Tirzepatide produces the largest weight loss of any approved pharmacotherapy in phase 3 trials to date. For a patient whose primary goal is maximum fat reduction and who does not carry established cardiovascular disease, it is the current standard of care, and the evidence supporting that position is strong.

The absence of a published cardiovascular outcomes trial for tirzepatide in obesity is a genuine evidence gap, not a minor caveat. A meta-analysis of GLP-1 receptor agonist outcome trials found a 14% relative reduction in MACE across 91,490 patients for the class, and semaglutide has specific data in non-diabetic obese populations that tirzepatide simply does not yet have. [13] Clinicians managing patients with high cardiovascular risk should weight that gap heavily against the superior weight loss numbers, because “more weight lost” and “lower risk of dying from a cardiac event” are not interchangeable outcomes. The trial to answer this question for tirzepatide is running, and when those data arrive they will either close the gap or confirm that semaglutide holds a durable advantage for the highest-risk patients.

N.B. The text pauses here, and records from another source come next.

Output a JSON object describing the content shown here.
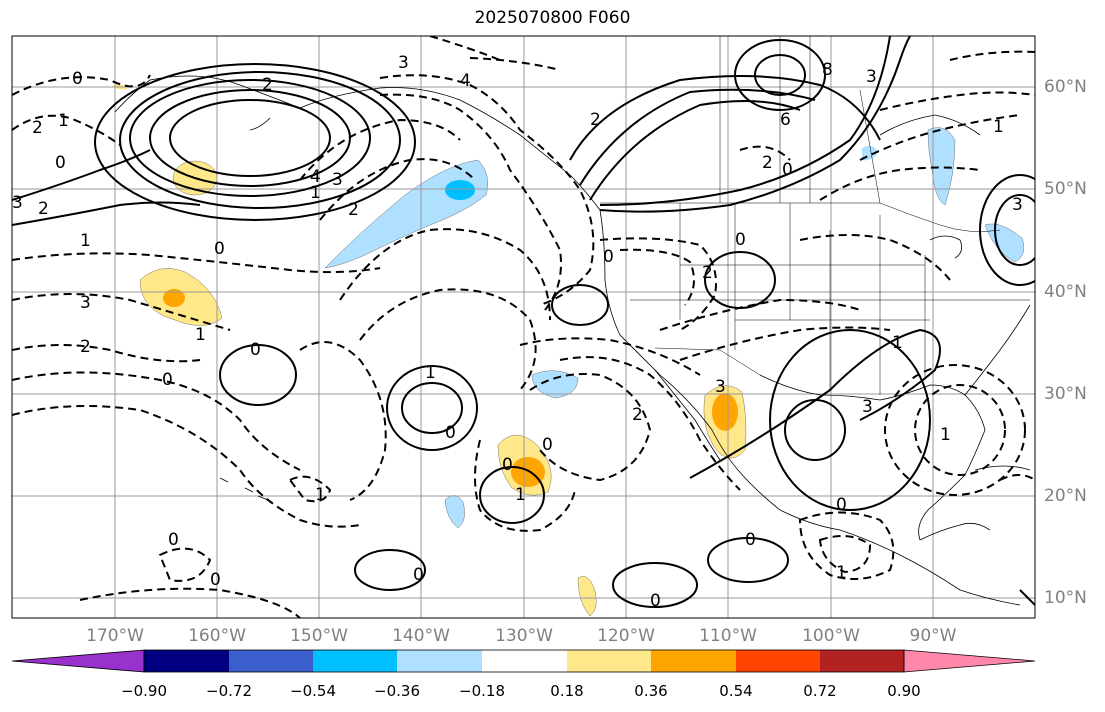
{
  "title": "2025070800 F060",
  "lon_labels": [
    "170°W",
    "160°W",
    "150°W",
    "140°W",
    "130°W",
    "120°W",
    "110°W",
    "100°W",
    "90°W"
  ],
  "lat_labels": [
    "60°N",
    "50°N",
    "40°N",
    "30°N",
    "20°N",
    "10°N"
  ],
  "colorbar": {
    "ticks": [
      "−0.90",
      "−0.72",
      "−0.54",
      "−0.36",
      "−0.18",
      "0.18",
      "0.36",
      "0.54",
      "0.72",
      "0.90"
    ],
    "colors": [
      "#9932cc",
      "#000080",
      "#3a5fcd",
      "#00bfff",
      "#b0e0ff",
      "#ffffff",
      "#ffe88a",
      "#ffa500",
      "#ff4500",
      "#b22222",
      "#ff88aa"
    ]
  },
  "contour_labels": [
    "0",
    "2",
    "1",
    "0",
    "2",
    "3",
    "4",
    "2",
    "3",
    "1",
    "2",
    "1",
    "0",
    "4",
    "3",
    "6",
    "8",
    "3",
    "2",
    "2",
    "0",
    "0",
    "0",
    "3",
    "2",
    "1",
    "0",
    "0",
    "1",
    "3",
    "2",
    "0",
    "0",
    "1",
    "0",
    "1",
    "0",
    "0",
    "2",
    "3",
    "0",
    "1",
    "1",
    "0",
    "0",
    "1",
    "0",
    "3",
    "1"
  ]
}
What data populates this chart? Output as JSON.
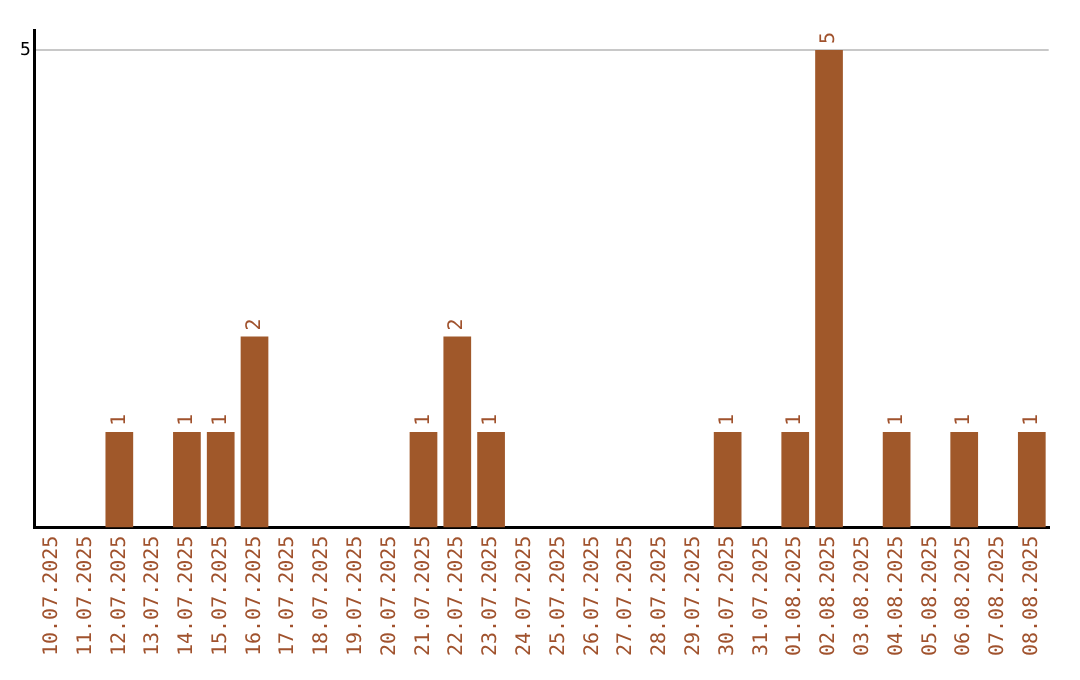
{
  "chart_data": {
    "type": "bar",
    "categories": [
      "10.07.2025",
      "11.07.2025",
      "12.07.2025",
      "13.07.2025",
      "14.07.2025",
      "15.07.2025",
      "16.07.2025",
      "17.07.2025",
      "18.07.2025",
      "19.07.2025",
      "20.07.2025",
      "21.07.2025",
      "22.07.2025",
      "23.07.2025",
      "24.07.2025",
      "25.07.2025",
      "26.07.2025",
      "27.07.2025",
      "28.07.2025",
      "29.07.2025",
      "30.07.2025",
      "31.07.2025",
      "01.08.2025",
      "02.08.2025",
      "03.08.2025",
      "04.08.2025",
      "05.08.2025",
      "06.08.2025",
      "07.08.2025",
      "08.08.2025"
    ],
    "values": [
      0,
      0,
      1,
      0,
      1,
      1,
      2,
      0,
      0,
      0,
      0,
      1,
      2,
      1,
      0,
      0,
      0,
      0,
      0,
      0,
      1,
      0,
      1,
      5,
      0,
      1,
      0,
      1,
      0,
      1
    ],
    "value_labels": [
      null,
      null,
      "1",
      null,
      "1",
      "1",
      "2",
      null,
      null,
      null,
      null,
      "1",
      "2",
      "1",
      null,
      null,
      null,
      null,
      null,
      null,
      "1",
      null,
      "1",
      "5",
      null,
      "1",
      null,
      "1",
      null,
      "1"
    ],
    "color": "#a0582a",
    "ylim": [
      0,
      5.2
    ],
    "yticks": [
      5
    ],
    "grid": "y",
    "legend": false
  }
}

This article is for research and informational purposes only and is not intended to diagnose, treat, cure, or prevent any disease. The peptides discussed here are sold for research use only and are not for human consumption. Nothing in this article constitutes medical advice. Consult a qualified clinician before making changes to a health, training, or supplementation protocol.

References

1. Weight loss efficiency and safety of tirzepatide: A Systematic review.. PloS one, 2023.

2. Glucagon-like peptide-1 receptor agonists for prevention of heart failure events in type 2 diabetes and/or obesity.. ESC heart failure, 2026.

3. Glucose-dependent insulinotropic polypeptide (GIP).. Molecular metabolism, 2025.

4. Transforming obesity: The advancement of multi-receptor drugs.. Cell, 2024.

5. Clinical Pharmacokinetics of Semaglutide: A Systematic Review.. Drug design, development and therapy, 2024.

6. Novel Amylin-Based Therapies for Weight Management in Adults With Overweight or Obesity Without Diabetes: A Network Meta-Analysis.. Endocrinology, diabetes & metabolism, 2026.

7. Efficacy and safety of once-weekly tirzepatide for weight management compared to placebo: An updated systematic review and meta-analysis including the latest SURMOUNT-2 trial.. Endocrine, 2024.

8. Bimagrumab plus semaglutide alone or in combination for the treatment of obesity: a randomized phase 2 trial.. Nature medicine, 2026.

9. Assessment of Thyroid Carcinogenic Risk and Safety Profile of GLP1-RA Semaglutide (Ozempic) Therapy for Diabetes Mellitus and Obesity: A Systematic Literature Review.. International journal of molecular sciences, 2024.

10. Sarcopenic obesity in older adults: a clinical overview.. Nature reviews. Endocrinology, 2024.

11. Frequently asked questions to the 2023 obesity medicine association position statement on compounded peptides: A call for action.. Obesity pillars, 2024.

12. Basal insulin intensification with GLP-1RA and dual GIP and GLP-1RA in patients with uncontrolled type 2 diabetes mellitus: A rapid review of randomized controlled trials and meta-analysis.. Frontiers in endocrinology, 2022.

13. The long-term cardiovascular safety and efficacy of glucagon-like peptide-1 (GLP-1) receptor agonists in high-risk cardiovascular populations: a systematic review and meta-analysis.. Cardiovascular diabetology. Endocrinology reports, 2026.